Tematicamente, le parole (con il peso esercitato dai suoni e dai significati che si intrecciano tra di loro con richiami semantici molto vividi) creano l’opposizione tra vita e morte . La morte è l’ultima ora; dove si ritorna solo a parole; quando ci sarà la vuota carne; in opposizione alla vita,  come ombra logora; che si allunga nel tempo (l’immagine della clessidra). Dunque,  una poesia di contrasti (nuda a vuota carne/ombra logora; sole/sale; l’indifferenza che ci consola), attraverso i quali il poeta non manca di interrogarsi sull’incomprensibilità  della vita, che ci conduce con la sua forza misteriosa verso il punto finale. 
Oscuramente forte è la vita (Quasimodo).  
Ornella Cazzador

lunedì 17 giugno 2019

l'indifferenza

L’INDIFFERENZA

della mano è cosa buona e sana
per le derive del raffermo andare –:
perché mai le importa se a onde ribatte
le irte scogliere di nostra sostanza
che a ogni istante non cessa di acclamare
su questa umana fossa senza carne
l’indifferenza che di mano sbatte

il naufragato essere del viandante
fra scorie sfatte di vane memorie.

G. Nigretti da Derive in carne, 2019


Parafrasi a cura di O. Cazzador


Piano metrico - stilistico: poesia composta di sette versi, cui si aggiunge, dopo una pausa, un commiato di due versi.
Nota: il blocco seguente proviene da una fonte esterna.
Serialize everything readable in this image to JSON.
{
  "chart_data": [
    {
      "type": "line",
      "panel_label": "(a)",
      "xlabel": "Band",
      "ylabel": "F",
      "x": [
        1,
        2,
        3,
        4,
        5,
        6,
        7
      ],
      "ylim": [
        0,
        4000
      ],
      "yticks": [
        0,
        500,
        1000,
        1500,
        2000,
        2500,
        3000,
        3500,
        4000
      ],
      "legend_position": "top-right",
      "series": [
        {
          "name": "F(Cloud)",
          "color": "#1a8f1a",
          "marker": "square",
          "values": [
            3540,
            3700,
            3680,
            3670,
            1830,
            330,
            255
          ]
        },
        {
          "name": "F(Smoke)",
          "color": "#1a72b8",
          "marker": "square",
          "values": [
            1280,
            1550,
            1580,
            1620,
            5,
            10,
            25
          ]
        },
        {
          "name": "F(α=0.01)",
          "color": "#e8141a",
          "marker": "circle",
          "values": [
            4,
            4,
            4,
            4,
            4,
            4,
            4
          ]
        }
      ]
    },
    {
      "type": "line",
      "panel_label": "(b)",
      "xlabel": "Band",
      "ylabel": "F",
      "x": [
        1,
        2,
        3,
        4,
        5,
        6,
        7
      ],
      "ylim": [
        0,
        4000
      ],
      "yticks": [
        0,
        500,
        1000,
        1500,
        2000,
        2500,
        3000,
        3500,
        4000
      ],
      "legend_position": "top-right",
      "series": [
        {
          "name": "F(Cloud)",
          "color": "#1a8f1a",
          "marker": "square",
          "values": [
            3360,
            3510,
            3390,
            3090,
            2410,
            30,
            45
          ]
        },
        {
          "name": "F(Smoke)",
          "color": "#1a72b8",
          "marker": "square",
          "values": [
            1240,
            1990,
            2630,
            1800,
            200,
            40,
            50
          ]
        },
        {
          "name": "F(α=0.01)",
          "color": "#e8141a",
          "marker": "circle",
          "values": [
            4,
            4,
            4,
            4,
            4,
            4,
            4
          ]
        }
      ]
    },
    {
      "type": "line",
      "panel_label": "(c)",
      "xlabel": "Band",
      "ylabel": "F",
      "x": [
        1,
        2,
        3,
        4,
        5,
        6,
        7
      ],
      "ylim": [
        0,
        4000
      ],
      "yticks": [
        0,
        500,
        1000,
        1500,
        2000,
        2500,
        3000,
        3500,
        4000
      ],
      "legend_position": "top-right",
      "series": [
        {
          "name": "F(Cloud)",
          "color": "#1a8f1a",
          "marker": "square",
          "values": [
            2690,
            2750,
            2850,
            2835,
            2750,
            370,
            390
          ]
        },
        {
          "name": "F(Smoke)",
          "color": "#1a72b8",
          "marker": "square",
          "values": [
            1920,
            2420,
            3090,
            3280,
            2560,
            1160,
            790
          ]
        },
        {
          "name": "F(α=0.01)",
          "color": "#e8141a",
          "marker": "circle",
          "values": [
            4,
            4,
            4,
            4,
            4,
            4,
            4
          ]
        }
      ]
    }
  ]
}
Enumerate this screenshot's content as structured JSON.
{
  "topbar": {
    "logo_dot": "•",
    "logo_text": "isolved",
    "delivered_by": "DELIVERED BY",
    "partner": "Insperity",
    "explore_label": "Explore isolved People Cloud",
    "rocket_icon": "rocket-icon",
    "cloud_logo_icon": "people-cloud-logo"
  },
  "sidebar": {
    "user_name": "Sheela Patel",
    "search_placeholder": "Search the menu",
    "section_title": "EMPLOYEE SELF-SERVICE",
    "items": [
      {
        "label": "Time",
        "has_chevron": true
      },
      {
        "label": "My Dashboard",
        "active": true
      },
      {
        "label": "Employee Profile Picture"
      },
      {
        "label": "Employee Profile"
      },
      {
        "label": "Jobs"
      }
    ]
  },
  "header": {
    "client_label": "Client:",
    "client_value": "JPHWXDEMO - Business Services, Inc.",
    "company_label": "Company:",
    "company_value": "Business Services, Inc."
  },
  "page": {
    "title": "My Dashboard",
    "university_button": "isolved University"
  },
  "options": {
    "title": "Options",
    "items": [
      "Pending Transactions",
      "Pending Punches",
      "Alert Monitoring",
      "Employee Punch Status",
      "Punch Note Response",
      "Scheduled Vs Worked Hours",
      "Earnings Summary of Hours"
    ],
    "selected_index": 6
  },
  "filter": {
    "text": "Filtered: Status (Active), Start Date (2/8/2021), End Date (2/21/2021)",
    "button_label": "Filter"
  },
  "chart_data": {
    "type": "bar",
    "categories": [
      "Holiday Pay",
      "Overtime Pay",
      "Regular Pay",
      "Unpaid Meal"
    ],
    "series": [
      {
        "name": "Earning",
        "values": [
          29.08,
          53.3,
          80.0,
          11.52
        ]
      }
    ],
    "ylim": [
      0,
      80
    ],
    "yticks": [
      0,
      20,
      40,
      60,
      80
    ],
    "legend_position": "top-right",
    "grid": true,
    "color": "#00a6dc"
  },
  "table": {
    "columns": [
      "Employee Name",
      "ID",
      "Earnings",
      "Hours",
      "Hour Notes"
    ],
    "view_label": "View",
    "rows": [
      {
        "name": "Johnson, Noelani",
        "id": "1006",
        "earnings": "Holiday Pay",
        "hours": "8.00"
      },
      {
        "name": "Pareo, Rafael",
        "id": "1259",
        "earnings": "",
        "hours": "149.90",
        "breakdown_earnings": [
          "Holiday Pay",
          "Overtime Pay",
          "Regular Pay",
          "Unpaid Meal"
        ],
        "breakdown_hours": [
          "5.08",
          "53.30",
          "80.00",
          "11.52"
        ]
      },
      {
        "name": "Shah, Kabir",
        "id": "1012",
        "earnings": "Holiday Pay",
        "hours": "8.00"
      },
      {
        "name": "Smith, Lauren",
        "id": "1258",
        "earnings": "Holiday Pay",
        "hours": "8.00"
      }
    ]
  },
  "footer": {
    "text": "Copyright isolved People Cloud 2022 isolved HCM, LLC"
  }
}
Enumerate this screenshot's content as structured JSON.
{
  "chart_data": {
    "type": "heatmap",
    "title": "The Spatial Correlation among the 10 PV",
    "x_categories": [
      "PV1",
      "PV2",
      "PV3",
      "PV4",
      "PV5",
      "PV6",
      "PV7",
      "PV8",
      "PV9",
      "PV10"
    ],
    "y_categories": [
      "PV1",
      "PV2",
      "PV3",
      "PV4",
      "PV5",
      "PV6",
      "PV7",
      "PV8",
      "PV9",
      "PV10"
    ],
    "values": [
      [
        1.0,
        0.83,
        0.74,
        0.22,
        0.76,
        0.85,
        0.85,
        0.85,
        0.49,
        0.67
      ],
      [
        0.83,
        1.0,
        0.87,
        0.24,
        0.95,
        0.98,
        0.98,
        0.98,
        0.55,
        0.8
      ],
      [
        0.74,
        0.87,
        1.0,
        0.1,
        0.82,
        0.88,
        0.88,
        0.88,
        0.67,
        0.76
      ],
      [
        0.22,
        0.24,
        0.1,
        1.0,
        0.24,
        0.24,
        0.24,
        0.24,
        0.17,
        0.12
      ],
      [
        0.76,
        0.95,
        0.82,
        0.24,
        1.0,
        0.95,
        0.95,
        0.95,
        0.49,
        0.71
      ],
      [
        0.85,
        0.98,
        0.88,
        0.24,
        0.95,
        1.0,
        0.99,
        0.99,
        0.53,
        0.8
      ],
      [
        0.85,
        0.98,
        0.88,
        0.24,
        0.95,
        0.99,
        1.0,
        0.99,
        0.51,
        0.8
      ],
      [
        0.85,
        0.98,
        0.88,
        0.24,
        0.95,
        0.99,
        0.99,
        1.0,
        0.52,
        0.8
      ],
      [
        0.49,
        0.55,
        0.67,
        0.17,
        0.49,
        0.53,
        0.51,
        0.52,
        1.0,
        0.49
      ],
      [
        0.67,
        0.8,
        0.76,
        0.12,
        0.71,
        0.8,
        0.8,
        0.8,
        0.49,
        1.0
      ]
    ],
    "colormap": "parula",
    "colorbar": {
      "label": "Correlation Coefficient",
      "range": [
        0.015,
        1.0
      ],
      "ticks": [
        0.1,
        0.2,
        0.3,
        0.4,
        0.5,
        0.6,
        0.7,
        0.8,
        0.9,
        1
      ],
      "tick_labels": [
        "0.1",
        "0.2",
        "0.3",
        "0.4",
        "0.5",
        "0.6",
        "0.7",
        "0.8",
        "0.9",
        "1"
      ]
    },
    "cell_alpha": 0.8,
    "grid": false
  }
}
Versi endecasillabi.
Le parole tematiche emergenti nella poesia sono: mano; derive; fossa; carne, indifferenza; naufragato, scorie; memorie. Gli aggettivi, densi e pregnanti sono: raffermo; sfatte; vane. Queste parole ineriscono al gusto e al pensiero del poeta. Infatti tornano in altre poesie costituendo un coagulo di temi e connotando, in modo personalissimo, la sua voce poetica.
La poesia è alquanto enigmatica, e ciò lascia l’interpretazione indefinitamente aperta, come peraltro è tipico della poesia, il cui messaggio è sempre “aperto” e leggibile da più punti di vista.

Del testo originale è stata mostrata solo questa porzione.